In the medical industry, for example, to analyze the patient's hospitalization, you need to review the inpatient data on the data platform and identify a patient from hospital to discharge using the time series path function in Aster, the aggregate function, and the Sigma value function All medical procedures and physicians who provide them with medical services to generate visual analytic maps of time, geography, crossover, medical effects and more in Teradata. And by analyzing the associated pneumonia patients in a U.S. hospital and guiding business improvement, "reducing hospital stays by 10% and saving $ 50 million." Kong Yuhua said.
The same can be shared case operators, banks, retail, e-commerce, high-tech manufacturing. Back in technology, consolidating data warehouses is more mature in terms of sharing relevance, consistency and integration of data, rapid deployment of new applications, and formation of business views. Correspondingly, the most technical challenge is the data platform and exploration platform.
Aster advantages based on Hadoop
Both of them overlap in the development of technology and also have different emphases. For Teradata, it's about how to make the most of Hadoop, and mining and analyzing it with Aster.
To Kong Yuhua, Aster and Hadoop are also MPP architectures, but there are more differences in storage, computing engines and interfaces, which determine the difference between the two (see figure).
The difference between Aster and Hadoop (click to enlarge)
Innovations based on Hadoop are not uncommon. But not so much in the enterprise market has so many engines. Aster's strength lies in this.
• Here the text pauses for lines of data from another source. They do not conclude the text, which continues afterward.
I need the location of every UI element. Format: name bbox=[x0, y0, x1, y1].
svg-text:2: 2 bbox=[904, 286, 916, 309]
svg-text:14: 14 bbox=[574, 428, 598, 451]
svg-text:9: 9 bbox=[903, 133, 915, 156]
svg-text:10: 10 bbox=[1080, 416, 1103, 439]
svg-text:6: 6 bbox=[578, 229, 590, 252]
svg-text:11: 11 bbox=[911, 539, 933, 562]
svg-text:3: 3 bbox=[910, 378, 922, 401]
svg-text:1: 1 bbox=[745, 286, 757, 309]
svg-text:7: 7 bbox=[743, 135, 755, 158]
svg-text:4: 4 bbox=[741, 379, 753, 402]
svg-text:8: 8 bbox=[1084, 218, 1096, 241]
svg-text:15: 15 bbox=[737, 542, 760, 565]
Taking Aster SQL-Graph engine for example, the advantages of Aster SQL-Graph over Hadoop Giraph or Google related products are:
Figure Parallel architecture BSP framework for general purpose No memory binding, high scalability Easy to develop APIs for use
Apex Programming API
SDK and IDE for building user-defined graph functions
Predefined graph functions Out-of-the-box functions for graph parallel execution and integration with existing platforms Ability to work with Aster relational storage, file storage, data from external data sources Integration with other analysis engines (SQL, SQL-MR)
Other business services breakthrough open-source R language restrictions
More than that, Aster's R support has entered the enterprise standard. This is in line with the trend. Rexer Analytics Consulting survey shows that 70% of respondents said they are using the R language. Data show that from 2010 onwards to 2013, the use of R's population has dramatically increased.
But R also has to face the challenge. For example, R is scattered across nodes or servers, and each node or each server runs independently. Although it facilitates the independent analysis and processing of rows, such as model scoring, it does not help to analyze all the data required by the functions, such as model building. To break through the limitations of the open source R language, integrating Aster and R to achieve enterprise-wide analytics needs more technical optimization:
Run Async MPP Architecture with Open Source R Language for Efficient Parallel Analytics Ease Memory and Data Processing Constraints for Massively Concurrent Exploit Aspire Portfolio Portfolio Enhances R Language Analytics By combining more than 100 Aster Discovery Portfolio analytics with over 5,000 R tools package
Kong Yuhua said: "Teradata Aster R in the form of software packages to achieve large-scale concurrency of open source R language, which is more advantageous for data analysts."
Read data from Hadoop and intelligently leverage the power of multiple heterogeneous processing engines in Teradata data warehouses or Teradata Aster databases to generate visual reports that drive business insight and innovation. This technology architecture is already extremely fluid and for Teradata, the more important challenge is how to get involved in more industries as quickly as possible, driving data analytics changes.